È la “mela granata”, che i Fenici hanno portato nel Mediterraneo, l’ultimo frutto ricco dell’autunno. È l’ingannevole dono per Core-Persefone, rapita da Ade, dio degli Inferi e costretta a vivere nel mondo dei morti per sei mesi all’anno, quei mesi in cui sua madre, la Dea Demetra, lascerà la terra nel gelo e nella sterilità.

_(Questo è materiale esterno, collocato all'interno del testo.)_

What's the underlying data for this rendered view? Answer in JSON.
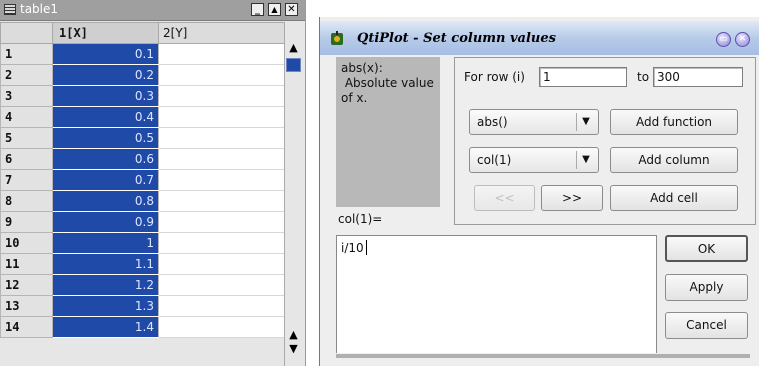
{
  "table_window": {
    "title": "table1",
    "controls": {
      "minimize": "_",
      "maximize": "▲",
      "close": "✕"
    },
    "columns": [
      "1[X]",
      "2[Y]"
    ],
    "rows": [
      {
        "row": "1",
        "x": "0.1",
        "y": ""
      },
      {
        "row": "2",
        "x": "0.2",
        "y": ""
      },
      {
        "row": "3",
        "x": "0.3",
        "y": ""
      },
      {
        "row": "4",
        "x": "0.4",
        "y": ""
      },
      {
        "row": "5",
        "x": "0.5",
        "y": ""
      },
      {
        "row": "6",
        "x": "0.6",
        "y": ""
      },
      {
        "row": "7",
        "x": "0.7",
        "y": ""
      },
      {
        "row": "8",
        "x": "0.8",
        "y": ""
      },
      {
        "row": "9",
        "x": "0.9",
        "y": ""
      },
      {
        "row": "10",
        "x": "1",
        "y": ""
      },
      {
        "row": "11",
        "x": "1.1",
        "y": ""
      },
      {
        "row": "12",
        "x": "1.2",
        "y": ""
      },
      {
        "row": "13",
        "x": "1.3",
        "y": ""
      },
      {
        "row": "14",
        "x": "1.4",
        "y": ""
      }
    ],
    "selected_column_color": "#1f4aa8",
    "scroll_up_icon": "arrow-up-icon",
    "scroll_down_icon": "arrow-down-icon"
  },
  "dialog": {
    "title": "QtiPlot - Set column values",
    "help_text": "abs(x):\n Absolute value of x.",
    "for_row_label": "For row (i)",
    "row_from": "1",
    "to_label": "to",
    "row_to": "300",
    "function_combo": "abs()",
    "add_function": "Add function",
    "column_combo": "col(1)",
    "add_column": "Add column",
    "prev_button": "<<",
    "next_button": ">>",
    "add_cell": "Add cell",
    "column_equation_label": "col(1)=",
    "formula": "i/10",
    "ok": "OK",
    "apply": "Apply",
    "cancel": "Cancel",
    "titlebar_color": "#b7cbe8"
  }
}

È il frutto del passaggio dalla bella stagione ai rigori dell’inverno, dalla condizione di fanciulla a quella di sposa. Infatti Persefone e Demetra, con i loro culti nascosti, sono le Dee della Calabria meridionale, e ne sono testimoni i numerosi pinakes ritrovati presso Locri Epizefiri, doni votivi che recano i simboli di Persefone, il melograno e il gallo. Il gallo che canta al passaggio tra la notte e il giorno, il melograno che conduce dal mondo dei vivi a quello dei morti e viceversa.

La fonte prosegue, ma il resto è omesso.